The Likelihood Function

  • We often make the assumption that our data are independently and identically distributed

    • \(y_i \underset{{\text{i.i.d}}}{\sim} f(y_i | \theta)\)
  • This allows us to factor the likelihood

    \[\mathcal{L}(\theta|\mathbf{y}) = f(\mathbf{y} | \theta) = \prod_{i=1}^n f(y_i | \theta)\]

  • Since our eventual goal will be to find an optimum of the likelihood, we can apply any monotonic function to it since that preserves maxima/minima.

    • The main one we’ll apply is the logarithm
    • Why? Because logs turn annoying-to-work-with products into easier-to-work-with sums!
  • The log-likelihood is typically denoted \(\ell(\theta| \mathbf{y})\)

    \[\ell(\theta|\mathbf{y}) = \log f(\mathbf{y}|\theta) = \sum_{i=1}^n \log f(y_i | \theta)\]

MLE

  • We want to come up with an estimator \(\hat{\theta}\) for the parameter \(\theta\)
    • \(\hat{\theta}\) is a function of the data (like a sample mean or OLS coefficient)
    • Is there a principled way to pick \(\hat{\theta}\) that has provably “good” properties across a wide variety of models?
  • The Maximum Likelihood Estimator (MLE) \(\hat{\theta}\) is defined as the value of \(\theta\) that yields the optimum value of the likelihood function

\[\hat{\theta} = \argmax_\theta \ \log f(\mathbf{y}|\theta)\]

  • Under i.i.d. observations, the MLE has some desirable properties:
    • The MLE \(\hat{\theta}\) is consistent for the true parameter \(\theta\)
    • It’s asymptotically normal: \(\sqrt{n}(\hat{\theta} - \theta) \rightarrow \text{Normal}(0, \frac{1}{\mathcal{I}(\theta)})\)
    • It’s asymptotically efficient: It’s variance approaches the Cramer-Rao lower-bound \(\frac{1}{n\mathcal{I}(\theta)}\)

Score

  • Before illustrating consistency, we need to define some additional functions of the log-likelihood.

  • The first is the score or the gradient of \(\ell(\theta|\mathbf{y})\) with respect to \(\theta\)

    \[\mathbf{S} = \frac{\partial}{\partial\theta} \log f(\mathbf{y}|\theta)\]

  • With i.i.d. data, you’ll often see the score written in terms of the score for an individual observation \(i\)

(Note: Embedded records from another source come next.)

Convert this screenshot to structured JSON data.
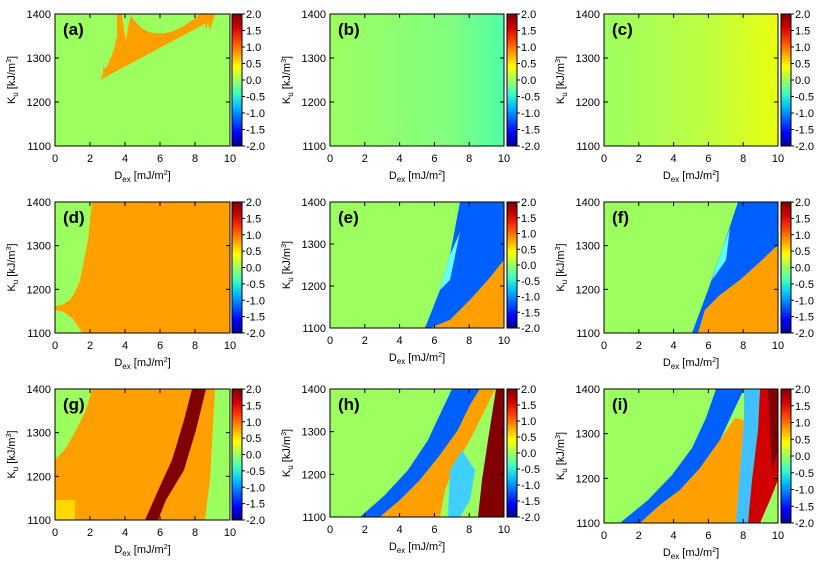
{
  "chart_data": {
    "type": "heatmap",
    "xlabel_main": "D",
    "xlabel_sub": "ex",
    "xlabel_unit": " [mJ/m",
    "xlabel_exp": "2",
    "xlabel_close": "]",
    "ylabel_main": "K",
    "ylabel_sub": "u",
    "ylabel_unit": " [kJ/m",
    "ylabel_exp": "3",
    "ylabel_close": "]",
    "xlim": [
      0,
      10
    ],
    "ylim": [
      1100,
      1400
    ],
    "x_ticks": [
      "0",
      "2",
      "4",
      "6",
      "8",
      "10"
    ],
    "y_ticks": [
      "1100",
      "1200",
      "1300",
      "1400"
    ],
    "colorbar_range": [
      -2.0,
      2.0
    ],
    "colorbar_ticks": [
      "2.0",
      "1.5",
      "1.0",
      "0.5",
      "0.0",
      "-0.5",
      "-1.0",
      "-1.5",
      "-2.0"
    ],
    "colormap": [
      "#00008f",
      "#0000ff",
      "#0060ff",
      "#00bfff",
      "#40ffbf",
      "#9cff60",
      "#ffff00",
      "#ffa000",
      "#ff4000",
      "#d00000",
      "#800000"
    ],
    "panels": [
      {
        "label": "(a)",
        "description": "mostly 0.0 (green) with orange (1.0) region along top-left arc between Dex 2.5 and 9"
      },
      {
        "label": "(b)",
        "description": "uniform ~0.0 (green), slightly cyan toward Dex 10"
      },
      {
        "label": "(c)",
        "description": "uniform ~0.0, shading to yellow (~0.3) toward Dex 10"
      },
      {
        "label": "(d)",
        "description": "orange (1.0) for Dex > ~2, green (0.0) for small Dex"
      },
      {
        "label": "(e)",
        "description": "green left, blue (-1.0) band in upper right, orange (1.0) bottom right"
      },
      {
        "label": "(f)",
        "description": "green left, blue/cyan band upper right, orange bottom right"
      },
      {
        "label": "(g)",
        "description": "orange (1.0) main region, dark red (2.0) diagonal stripe from Dex 5 to 8, green edges"
      },
      {
        "label": "(h)",
        "description": "green upper-left, blue diagonal band, orange strip, cyan/blue and dark red (2.0) regions near Dex 7-10"
      },
      {
        "label": "(i)",
        "description": "green upper-left, blue band, orange lower region, cyan/red mixed region near Dex 7-9, dark red at right"
      }
    ]
  }
}
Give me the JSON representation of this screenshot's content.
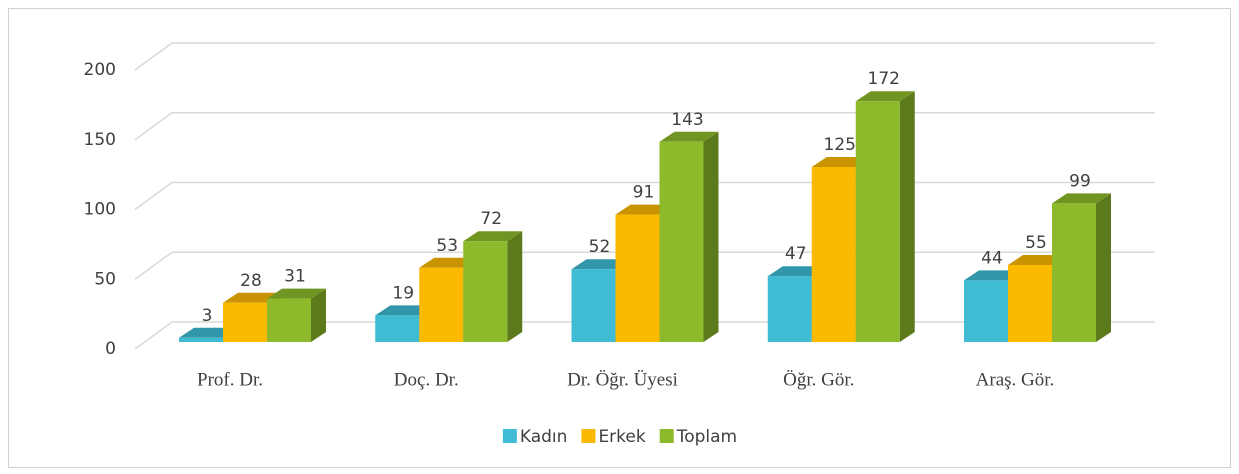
{
  "chart_data": {
    "type": "bar3d",
    "categories": [
      "Prof. Dr.",
      "Doç. Dr.",
      "Dr. Öğr. Üyesi",
      "Öğr. Gör.",
      "Araş. Gör."
    ],
    "series": [
      {
        "name": "Kadın",
        "color": "#3fbcd4",
        "values": [
          3,
          19,
          52,
          47,
          44
        ]
      },
      {
        "name": "Erkek",
        "color": "#fbb900",
        "values": [
          28,
          53,
          91,
          125,
          55
        ]
      },
      {
        "name": "Toplam",
        "color": "#8dba2b",
        "values": [
          31,
          72,
          143,
          172,
          99
        ]
      }
    ],
    "ylim": [
      0,
      200
    ],
    "yticks": [
      0,
      50,
      100,
      150,
      200
    ],
    "grid": true,
    "legend": "bottom"
  }
}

    \[\mathbf{S}_i = \frac{\partial}{\partial\theta} \log f(y_i|\theta)\]

  • At the value of the true parameter \(\theta_0\), the expected value of the score is \(0\) (under some regularity conditions)

    \[\mathbb{E}\bigg[\frac{\partial}{\partial\theta} \log f(y_i|\theta_0)\bigg] = \frac{\partial}{\partial\theta} \mathbb{E}[\log f(y_i|\theta_0)] = 0\]

Consistency

  • With this definition of the score, we can show consistency of the MLE under i.i.d. observations.

  • By the weak law of large numbers

    \[\frac{1}{n} \sum_{i=1}^n \log f(y_i | \theta) \underset{p}{\rightarrow} \mathbb{E}[\log f(y_i | \theta)]\]

  • The MLE is an optimizer of the left-hand side.

    • Therefore it converges in probability to the optimizer of the right-hand side
  • And we just showed that the score is \(0\) at the true value of \(\theta\), denoted \(\theta_0\)

    • Therefore \(\theta_0\) is an extremum of the right-hand side (under a few additional regularity conditions)
  • Therefore the MLE \(\hat{\theta}\) is consistent for the true value \(\theta_0\)

Consistency

  • There are two important conditions for consistency that can be violated in practice

  • Identifiability

    • No “plateaus” in the log-likelihood.
    • Two different values of \(\theta\) can’t both maximize the log-likelihood

    \[f(\mathbf{y}|\theta) \neq f(\mathbf{y} | \theta_0) \ \forall \ \theta \neq \theta_0\]

  • Fixed parameter space

    • The dimensionality of \(\theta\) stays fixed and does not depend on \(n\)
    • Violated (e.g.) in ideal point models (new legislators mean new ideal points)

Next week!

  • More on likelihood inference theory!
    • Asymptotic Normality
    • Sampling variance of the MLE
    • Cramer-Rao Lower Bound
  • Generalized Linear Models
    • Extending the tools of “linear regression” to other outcome distributions.